Gioielli also said Dowda and his staff met with 30 other law-enforcement agencies in Central Florida and found that approximately eight have a type of law enforcement civilian reaction in place. He said they now need to consider the parameters of these board.
“What are they looking at? Is it only discipline, is it only serious discipline, or is it a board that is more encompassing, covering things that really affect our citizens like police budgeting, police hiring, trends in our community,” Gioielli said.
However, Gilbert said he hopes this board will function differently than neighboring communities, such as Orlando, and be an independent group of citizens.
“This would be a totally independent group of citizens that would hear the same allegations: excessive use of force or perhaps officer misconduct. The allegation or citizen complaint would go to the board, the board would hear it, the board would investigate it,” Gilbert said.

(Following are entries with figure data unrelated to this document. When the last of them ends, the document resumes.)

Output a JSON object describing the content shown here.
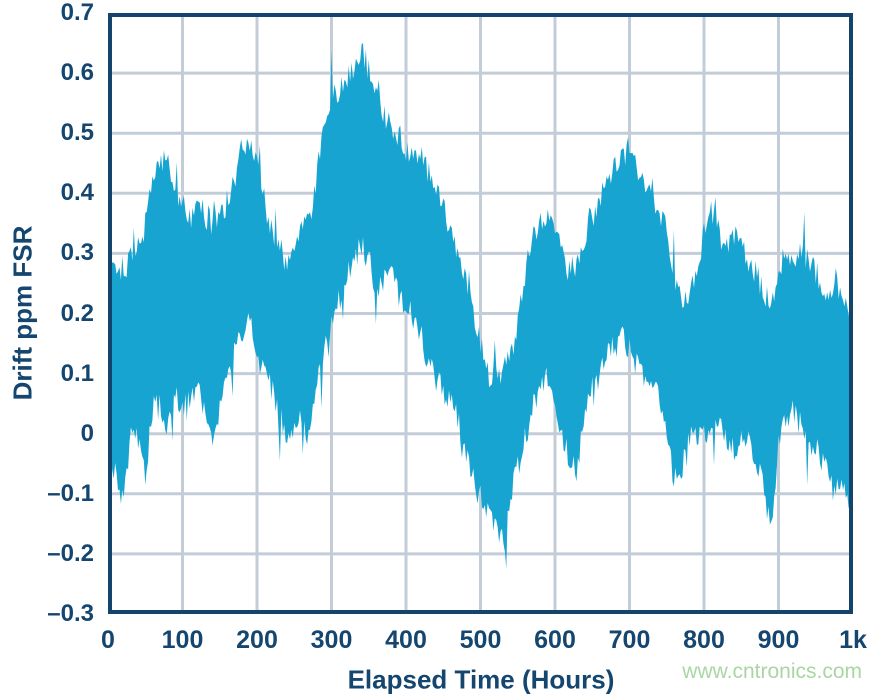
{
  "watermark": {
    "text": "www.cntronics.com",
    "color": "#A9D6A3"
  },
  "chart_data": {
    "type": "line",
    "title": "",
    "xlabel": "Elapsed Time (Hours)",
    "ylabel": "Drift ppm FSR",
    "x_range": [
      0,
      1000
    ],
    "y_range": [
      -0.3,
      0.7
    ],
    "grid": true,
    "legend": "none",
    "series_name": "Drift",
    "series_color": "#17A4D1",
    "axis_color": "#14436D",
    "grid_color": "#C3CDD8",
    "tick_label_color": "#15466F",
    "x_tick_values": [
      0,
      100,
      200,
      300,
      400,
      500,
      600,
      700,
      800,
      900,
      1000
    ],
    "x_tick_labels": [
      "0",
      "100",
      "200",
      "300",
      "400",
      "500",
      "600",
      "700",
      "800",
      "900",
      "1k"
    ],
    "y_tick_values": [
      0.7,
      0.6,
      0.5,
      0.4,
      0.3,
      0.2,
      0.1,
      0,
      -0.1,
      -0.2,
      -0.3
    ],
    "y_tick_labels": [
      "0.7",
      "0.6",
      "0.5",
      "0.4",
      "0.3",
      "0.2",
      "0.1",
      "0",
      "–0.1",
      "–0.2",
      "–0.3"
    ],
    "noise_seed": 1337,
    "noise_jitter": 0.045,
    "noise_spike_prob": 0.05,
    "noise_spike_amp": 0.07,
    "envelope": {
      "t_start": 0,
      "t_step": 10,
      "lo": [
        -0.03,
        -0.06,
        -0.1,
        0.0,
        0.0,
        -0.07,
        0.05,
        0.05,
        0.02,
        0.08,
        0.05,
        0.06,
        0.08,
        0.05,
        0.0,
        0.05,
        0.1,
        0.14,
        0.18,
        0.2,
        0.14,
        0.1,
        0.08,
        0.04,
        0.0,
        0.02,
        0.04,
        0.0,
        0.08,
        0.14,
        0.18,
        0.24,
        0.26,
        0.3,
        0.32,
        0.3,
        0.25,
        0.26,
        0.28,
        0.24,
        0.22,
        0.2,
        0.18,
        0.12,
        0.1,
        0.08,
        0.06,
        0.03,
        -0.03,
        -0.07,
        -0.1,
        -0.13,
        -0.15,
        -0.17,
        -0.1,
        -0.05,
        0.0,
        0.05,
        0.08,
        0.1,
        0.05,
        0.0,
        -0.04,
        -0.06,
        0.05,
        0.08,
        0.1,
        0.14,
        0.15,
        0.17,
        0.15,
        0.12,
        0.1,
        0.1,
        0.06,
        0.0,
        -0.07,
        -0.05,
        0.0,
        0.0,
        0.02,
        0.0,
        0.02,
        0.0,
        -0.02,
        0.0,
        0.0,
        -0.04,
        -0.08,
        -0.16,
        0.0,
        0.04,
        0.04,
        0.02,
        0.0,
        -0.02,
        -0.04,
        -0.08,
        -0.09,
        -0.08,
        -0.12
      ],
      "hi": [
        0.25,
        0.26,
        0.27,
        0.28,
        0.3,
        0.34,
        0.42,
        0.44,
        0.455,
        0.4,
        0.37,
        0.35,
        0.37,
        0.36,
        0.34,
        0.35,
        0.38,
        0.42,
        0.46,
        0.475,
        0.45,
        0.38,
        0.33,
        0.3,
        0.28,
        0.31,
        0.33,
        0.35,
        0.42,
        0.5,
        0.55,
        0.56,
        0.58,
        0.61,
        0.635,
        0.6,
        0.56,
        0.52,
        0.5,
        0.49,
        0.47,
        0.46,
        0.46,
        0.43,
        0.4,
        0.37,
        0.33,
        0.28,
        0.26,
        0.2,
        0.14,
        0.09,
        0.08,
        0.1,
        0.12,
        0.18,
        0.25,
        0.32,
        0.35,
        0.36,
        0.33,
        0.29,
        0.26,
        0.28,
        0.32,
        0.35,
        0.38,
        0.42,
        0.44,
        0.46,
        0.46,
        0.43,
        0.41,
        0.39,
        0.36,
        0.33,
        0.26,
        0.21,
        0.22,
        0.26,
        0.33,
        0.36,
        0.33,
        0.3,
        0.33,
        0.3,
        0.28,
        0.26,
        0.23,
        0.21,
        0.26,
        0.3,
        0.29,
        0.3,
        0.28,
        0.26,
        0.24,
        0.22,
        0.24,
        0.21,
        0.16
      ]
    }
  }
}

Gilbert said he recalled a story from 2019 in which a Longwood officer coerced a black teenager into a false confession.
“I remember reading about that and thinking, ‘Why am I just finding out about this one thing? Why isn’t this public information? Why is this punishment being decided by one individual?’ It just didn’t sit right with me. I figured what better to do than try to change what is in my backyard, what is in my community and try to bring some accountability and transparency to my backyard.”
Gioielli said this information and other disciplinary actions are already public information, but some citizens do not know where to look and a citizen review board would help serve the community.
“We can do a better service or offer a better service to better engage our community by not waiting for someone to learn about something and then ask questions about it, but actually be transparent and open about it the minute the investigation is completed,” Gioielli said.
Mayor Morgan said in a city commission meeting on June 15, which was live-streamed on Facebook, that while the Longwood community and commission believes and supports the city police, he appreciates Gilberts dedication to the community.
“I want to take everything you said under advisement and take it from there, and we appreciate you coming out and actually caring about the community enough to step up and say what you just said,” Morgan said at the meeting.
Mayor Morgan said transparency is important to the community, evident by their use of live stream.
“[The commissioners] felt it was imperative to be as transparent as humanly possible on every single decision we make,” Morgan said. “You all can go back and watch every single one of our commission meetings, it’s all on Facebook Live.”
While Gilbert said he still has to do research regarding the size, composition and members on the board, he said he hopes every segment of the population has a say on the board and is a collaborative effort between the city and citizens.
“This is a step forward,” said Gilbert. “Longwood isn’t a big place, but hopefully this is a little step forward in the right direction, and I know that Longwood would be a better place should the city commission create a board like this.”